|1 tbsp||[15 mL]||Crisco® Vegetable or Canola Oil|
|2|| ||onions, chopped|
|4|| ||cloves garlic, chopped|
|¼ tsp||[1 mL]||red pepper flakes (optional)|
|8 cups||[2 L]||butternut squash (about 3 lbs/1.4 kg), peeled and cut into ½” (1.3 cm) pieces|
|8 cups||[2 L]||chicken stock, vegetable stock or water|
|1 tsp||[5 mL]||salt|
|¼ tsp||[1 mL]||pepper|
|¾ cup||[175 mL]||Carnation® Regular, 2% or Fat Free Evaporated Milk|
Heat oil in a large saucepan or stock pot, on medium heat. Add onion and garlic (and red pepper flakes, if desired). Cook for 3-5 minutes, until tender and fragrant.
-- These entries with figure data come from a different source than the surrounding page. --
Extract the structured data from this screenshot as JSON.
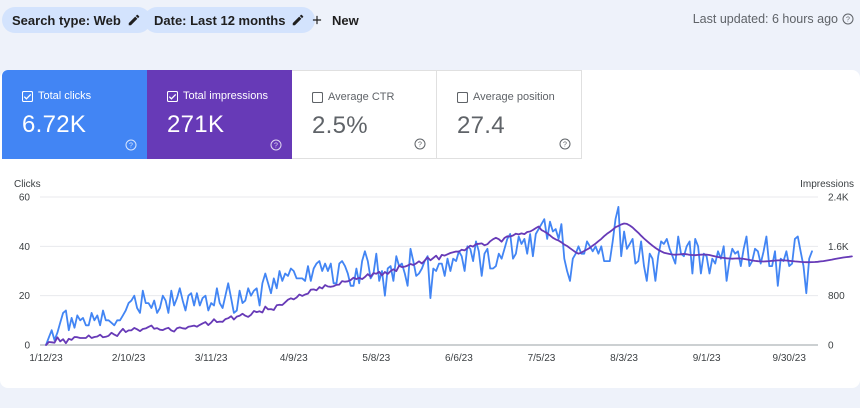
{
  "toolbar": {
    "search_type": "Search type: Web",
    "date_range": "Date: Last 12 months",
    "new_label": "New",
    "last_updated": "Last updated: 6 hours ago"
  },
  "metrics": [
    {
      "label": "Total clicks",
      "value": "6.72K",
      "checked": true,
      "color": "#4285f4"
    },
    {
      "label": "Total impressions",
      "value": "271K",
      "checked": true,
      "color": "#673ab7"
    },
    {
      "label": "Average CTR",
      "value": "2.5%",
      "checked": false
    },
    {
      "label": "Average position",
      "value": "27.4",
      "checked": false
    }
  ],
  "icons": [
    "pencil-icon",
    "plus-icon",
    "help-icon",
    "checkbox-icon"
  ],
  "colors": {
    "clicks": "#4285f4",
    "impressions": "#673ab7",
    "grid": "#e8eaed",
    "axis": "#3c4043"
  },
  "chart_data": {
    "type": "line",
    "title": "",
    "ylabel_left": "Clicks",
    "ylabel_right": "Impressions",
    "ylim_left": [
      0,
      60
    ],
    "ylim_right": [
      0,
      2400
    ],
    "yticks_left": [
      "0",
      "20",
      "40",
      "60"
    ],
    "yticks_right": [
      "0",
      "800",
      "1.6K",
      "2.4K"
    ],
    "x_tick_labels": [
      "1/12/23",
      "2/10/23",
      "3/11/23",
      "4/9/23",
      "5/8/23",
      "6/6/23",
      "7/5/23",
      "8/3/23",
      "9/1/23",
      "9/30/23"
    ],
    "x_tick_index": [
      0,
      29,
      58,
      87,
      116,
      145,
      174,
      203,
      232,
      261
    ],
    "x_count": 270,
    "series": [
      {
        "name": "Clicks",
        "axis": "left",
        "color": "#4285f4",
        "values": [
          0,
          3,
          6,
          2,
          5,
          9,
          13,
          14,
          6,
          11,
          7,
          12,
          10,
          11,
          8,
          8,
          13,
          10,
          12,
          8,
          14,
          10,
          10,
          9,
          8,
          10,
          10,
          12,
          14,
          17,
          18,
          20,
          15,
          13,
          22,
          17,
          17,
          15,
          18,
          13,
          15,
          20,
          18,
          13,
          22,
          16,
          19,
          23,
          18,
          14,
          20,
          21,
          16,
          21,
          16,
          19,
          20,
          14,
          17,
          16,
          23,
          17,
          15,
          20,
          25,
          19,
          13,
          14,
          22,
          17,
          18,
          23,
          20,
          22,
          23,
          16,
          25,
          29,
          25,
          21,
          27,
          23,
          30,
          26,
          29,
          28,
          31,
          30,
          27,
          27,
          27,
          26,
          32,
          26,
          31,
          33,
          34,
          30,
          33,
          30,
          33,
          25,
          25,
          33,
          34,
          32,
          29,
          24,
          24,
          31,
          25,
          34,
          38,
          34,
          27,
          29,
          37,
          26,
          30,
          20,
          31,
          32,
          26,
          36,
          32,
          33,
          29,
          24,
          39,
          34,
          28,
          29,
          31,
          34,
          36,
          19,
          31,
          30,
          33,
          33,
          28,
          35,
          30,
          35,
          34,
          38,
          36,
          30,
          40,
          39,
          34,
          42,
          38,
          28,
          37,
          39,
          31,
          31,
          32,
          37,
          35,
          39,
          43,
          45,
          35,
          37,
          44,
          41,
          43,
          37,
          45,
          36,
          45,
          47,
          49,
          51,
          43,
          50,
          46,
          47,
          43,
          49,
          35,
          30,
          26,
          35,
          37,
          40,
          37,
          37,
          42,
          40,
          38,
          40,
          37,
          40,
          34,
          34,
          34,
          42,
          51,
          56,
          36,
          46,
          39,
          41,
          43,
          33,
          34,
          42,
          32,
          26,
          37,
          35,
          26,
          36,
          42,
          41,
          43,
          39,
          36,
          33,
          44,
          37,
          36,
          40,
          42,
          29,
          43,
          40,
          29,
          37,
          36,
          29,
          35,
          33,
          38,
          35,
          40,
          26,
          34,
          39,
          37,
          38,
          32,
          39,
          44,
          32,
          34,
          39,
          38,
          33,
          38,
          44,
          32,
          32,
          38,
          24,
          35,
          34,
          38,
          32,
          33,
          43,
          44,
          38,
          32,
          21,
          35,
          38
        ]
      },
      {
        "name": "Impressions",
        "axis": "right",
        "color": "#673ab7",
        "values": [
          0,
          49,
          43,
          37,
          125,
          59,
          94,
          29,
          100,
          82,
          129,
          126,
          113,
          114,
          114,
          156,
          114,
          130,
          138,
          167,
          125,
          133,
          149,
          198,
          169,
          145,
          209,
          262,
          209,
          237,
          239,
          278,
          255,
          225,
          259,
          269,
          293,
          317,
          263,
          274,
          248,
          241,
          264,
          279,
          236,
          218,
          273,
          286,
          270,
          264,
          296,
          305,
          315,
          296,
          326,
          350,
          371,
          323,
          364,
          418,
          372,
          380,
          377,
          420,
          434,
          467,
          413,
          460,
          474,
          506,
          475,
          455,
          489,
          551,
          533,
          547,
          527,
          622,
          579,
          582,
          567,
          644,
          652,
          649,
          692,
          735,
          757,
          740,
          771,
          819,
          797,
          819,
          834,
          897,
          902,
          887,
          939,
          917,
          971,
          948,
          943,
          953,
          977,
          980,
          1037,
          1026,
          1033,
          1054,
          1092,
          1069,
          1089,
          1068,
          1103,
          1149,
          1107,
          1166,
          1157,
          1187,
          1131,
          1184,
          1152,
          1199,
          1228,
          1199,
          1285,
          1263,
          1272,
          1288,
          1313,
          1298,
          1324,
          1357,
          1321,
          1368,
          1420,
          1373,
          1411,
          1448,
          1386,
          1461,
          1450,
          1471,
          1492,
          1503,
          1517,
          1513,
          1545,
          1534,
          1575,
          1611,
          1596,
          1635,
          1641,
          1647,
          1616,
          1635,
          1681,
          1716,
          1739,
          1716,
          1675,
          1737,
          1763,
          1760,
          1775,
          1805,
          1793,
          1809,
          1799,
          1832,
          1840,
          1865,
          1896,
          1921,
          1864,
          1841,
          1812,
          1777,
          1739,
          1713,
          1693,
          1666,
          1628,
          1605,
          1569,
          1537,
          1503,
          1480,
          1498,
          1525,
          1549,
          1577,
          1612,
          1644,
          1683,
          1721,
          1764,
          1803,
          1834,
          1869,
          1911,
          1931,
          1954,
          1971,
          1963,
          1938,
          1905,
          1861,
          1819,
          1773,
          1727,
          1688,
          1648,
          1610,
          1575,
          1543,
          1519,
          1497,
          1486,
          1475,
          1468,
          1465,
          1468,
          1471,
          1477,
          1470,
          1461,
          1459,
          1456,
          1461,
          1464,
          1468,
          1466,
          1459,
          1448,
          1436,
          1427,
          1418,
          1412,
          1406,
          1403,
          1400,
          1402,
          1404,
          1402,
          1396,
          1388,
          1380,
          1370,
          1364,
          1359,
          1356,
          1354,
          1357,
          1361,
          1366,
          1369,
          1372,
          1373,
          1372,
          1370,
          1366,
          1361,
          1356,
          1352,
          1348,
          1345,
          1343,
          1343,
          1344,
          1346,
          1350,
          1355,
          1361,
          1368,
          1376,
          1385,
          1394,
          1402,
          1411,
          1419,
          1425,
          1431,
          1436
        ]
      }
    ]
  }
}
Add squash and cook for 2-3 minutes. Add stock, salt and pepper and bring to a boil. Cover pot, reduce heat and simmer for 30 minutes or until squash is tender.
Puree soup in blender, food processor or with an immersion blender. Return to heat. Stir in evaporated milk. Taste and adjust salt and pepper, if necessary.
• Use already peeled and cut up squash for easy and quick preparation.